The connection between poor oral health and adults with diabetes is well-known, she explained. According to the paper, oral inflammation has been detected not just in adults with diabetes, but even in adults with prediabetes.
“The most important finding of this research is that, like adults, children with Type 2 diabetes appear more vulnerable to periodontal inflammation than normal lean or obese children,” said Frank A. Scannapieco, PhD, DMD, chair and professor of the Department of Oral Biology in the UB School of Dental Medicine and a co-author. “It provides justification for the need for additional attention to oral hygiene in children with Type 2 diabetes.”
The work also provides an important foundation for further investigations into the microbiome of children.
“This is the first study to look at the salivary microbiome in pediatric populations,” Mastrandrea said. “We know that having inflammation anywhere in your body may influence your microbiome.
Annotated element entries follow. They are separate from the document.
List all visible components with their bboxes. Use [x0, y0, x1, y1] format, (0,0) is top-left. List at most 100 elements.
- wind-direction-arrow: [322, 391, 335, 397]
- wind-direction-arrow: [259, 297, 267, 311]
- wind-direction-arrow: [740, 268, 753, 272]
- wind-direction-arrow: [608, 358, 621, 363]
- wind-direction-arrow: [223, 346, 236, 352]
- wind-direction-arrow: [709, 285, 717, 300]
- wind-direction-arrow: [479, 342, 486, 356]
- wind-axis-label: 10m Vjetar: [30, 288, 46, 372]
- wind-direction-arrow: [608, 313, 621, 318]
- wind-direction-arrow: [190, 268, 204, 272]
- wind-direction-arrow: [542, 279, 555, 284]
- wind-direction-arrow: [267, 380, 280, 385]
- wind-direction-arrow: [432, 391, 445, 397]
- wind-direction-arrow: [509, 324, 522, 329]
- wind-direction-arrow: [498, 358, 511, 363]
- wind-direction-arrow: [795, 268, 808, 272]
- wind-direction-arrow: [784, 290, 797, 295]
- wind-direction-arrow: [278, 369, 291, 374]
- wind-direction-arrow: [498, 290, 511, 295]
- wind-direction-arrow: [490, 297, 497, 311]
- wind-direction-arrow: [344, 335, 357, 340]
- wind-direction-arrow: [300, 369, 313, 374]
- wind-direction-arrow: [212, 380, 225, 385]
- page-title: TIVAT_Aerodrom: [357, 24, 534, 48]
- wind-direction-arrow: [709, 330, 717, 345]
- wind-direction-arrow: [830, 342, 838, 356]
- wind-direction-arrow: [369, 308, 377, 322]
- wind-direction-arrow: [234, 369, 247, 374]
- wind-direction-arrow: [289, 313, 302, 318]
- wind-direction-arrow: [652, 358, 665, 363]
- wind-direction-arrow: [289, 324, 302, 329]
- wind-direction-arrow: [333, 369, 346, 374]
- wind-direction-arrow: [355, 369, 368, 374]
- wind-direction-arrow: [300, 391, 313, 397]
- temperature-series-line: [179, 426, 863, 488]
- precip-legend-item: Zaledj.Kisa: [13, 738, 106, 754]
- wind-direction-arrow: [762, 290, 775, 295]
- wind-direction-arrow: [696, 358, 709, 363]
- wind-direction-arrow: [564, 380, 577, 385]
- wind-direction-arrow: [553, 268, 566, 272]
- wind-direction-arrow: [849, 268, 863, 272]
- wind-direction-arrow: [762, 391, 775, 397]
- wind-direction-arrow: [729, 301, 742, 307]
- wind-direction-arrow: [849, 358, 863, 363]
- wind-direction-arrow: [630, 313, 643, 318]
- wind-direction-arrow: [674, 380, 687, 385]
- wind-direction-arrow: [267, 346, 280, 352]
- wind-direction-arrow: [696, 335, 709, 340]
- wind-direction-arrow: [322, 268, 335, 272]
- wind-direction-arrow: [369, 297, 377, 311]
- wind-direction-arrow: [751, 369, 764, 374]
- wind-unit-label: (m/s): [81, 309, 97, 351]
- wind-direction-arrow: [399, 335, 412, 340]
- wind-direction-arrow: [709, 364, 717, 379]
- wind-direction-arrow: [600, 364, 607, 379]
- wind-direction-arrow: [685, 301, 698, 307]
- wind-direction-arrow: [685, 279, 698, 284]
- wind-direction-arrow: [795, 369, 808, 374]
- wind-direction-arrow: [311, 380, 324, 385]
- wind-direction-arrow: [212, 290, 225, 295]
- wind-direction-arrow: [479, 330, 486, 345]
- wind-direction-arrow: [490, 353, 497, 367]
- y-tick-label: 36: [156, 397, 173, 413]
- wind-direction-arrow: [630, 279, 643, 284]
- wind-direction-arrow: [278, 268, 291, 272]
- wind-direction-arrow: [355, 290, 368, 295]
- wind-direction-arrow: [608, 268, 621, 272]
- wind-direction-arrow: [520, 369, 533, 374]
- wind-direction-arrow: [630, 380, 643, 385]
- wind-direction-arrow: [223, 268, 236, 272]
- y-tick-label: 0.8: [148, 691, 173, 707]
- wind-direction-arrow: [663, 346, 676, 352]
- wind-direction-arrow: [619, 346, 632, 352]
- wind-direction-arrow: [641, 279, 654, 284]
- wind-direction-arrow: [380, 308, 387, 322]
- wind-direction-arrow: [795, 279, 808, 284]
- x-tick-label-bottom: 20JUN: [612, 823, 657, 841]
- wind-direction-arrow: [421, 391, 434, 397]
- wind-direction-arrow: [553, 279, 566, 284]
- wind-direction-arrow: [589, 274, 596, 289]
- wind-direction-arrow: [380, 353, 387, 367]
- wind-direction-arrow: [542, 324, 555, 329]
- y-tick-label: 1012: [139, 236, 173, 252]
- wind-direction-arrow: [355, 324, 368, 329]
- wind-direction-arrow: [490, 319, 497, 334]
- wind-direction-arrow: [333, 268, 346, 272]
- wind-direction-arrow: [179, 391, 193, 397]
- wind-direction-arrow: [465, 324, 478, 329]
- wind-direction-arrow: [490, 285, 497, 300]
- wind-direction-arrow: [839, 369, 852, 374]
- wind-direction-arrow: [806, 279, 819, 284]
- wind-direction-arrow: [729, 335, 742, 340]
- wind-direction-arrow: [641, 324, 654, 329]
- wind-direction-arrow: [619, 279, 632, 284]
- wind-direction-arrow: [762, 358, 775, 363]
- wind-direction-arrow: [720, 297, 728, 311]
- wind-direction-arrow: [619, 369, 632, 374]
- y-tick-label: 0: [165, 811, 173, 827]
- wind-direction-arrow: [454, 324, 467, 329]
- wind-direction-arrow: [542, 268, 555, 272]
At the same time, we know that having diabetes may influence your microbiome or, alternatively, that changes in the microbiome may increase your risk for diabetes.”
Mastrandrea is interested in exploring in a longitudinal study, whether better dental care right after diagnosis might help mitigate the trend toward more periodontal disease in children with Type 2 diabetes. She’s also interested in whether the same trends hold true for children with Type 1 diabetes.
The microbiome work was carried out at the UB Center for Microbiome Research in the New York State Center of Excellence in Bioinformatics and Life Sciences. The researchers isolated DNA from the saliva of children and sequenced the bacterial sequences with assistance from Maria Tsompana, PhD, co-author and senior research scientist in the Department of Epidemiology and Environmental Health, UB’s School of Public Health and Health Professions.
Bioinformatics and statistical analyses were provided by Amarpreet Sabharwal, DDS, clinical assistant instructor of periodontics and endodontics at UB and by Jeffrey C. Miecznikowski, PhD, associate professor of biostatistics in the UB School of Public Health and Health Professions, both of whom are co-authors. Elaine Haase, PhD, research associate professor in the UB Department of Oral Biology, is also a co-author.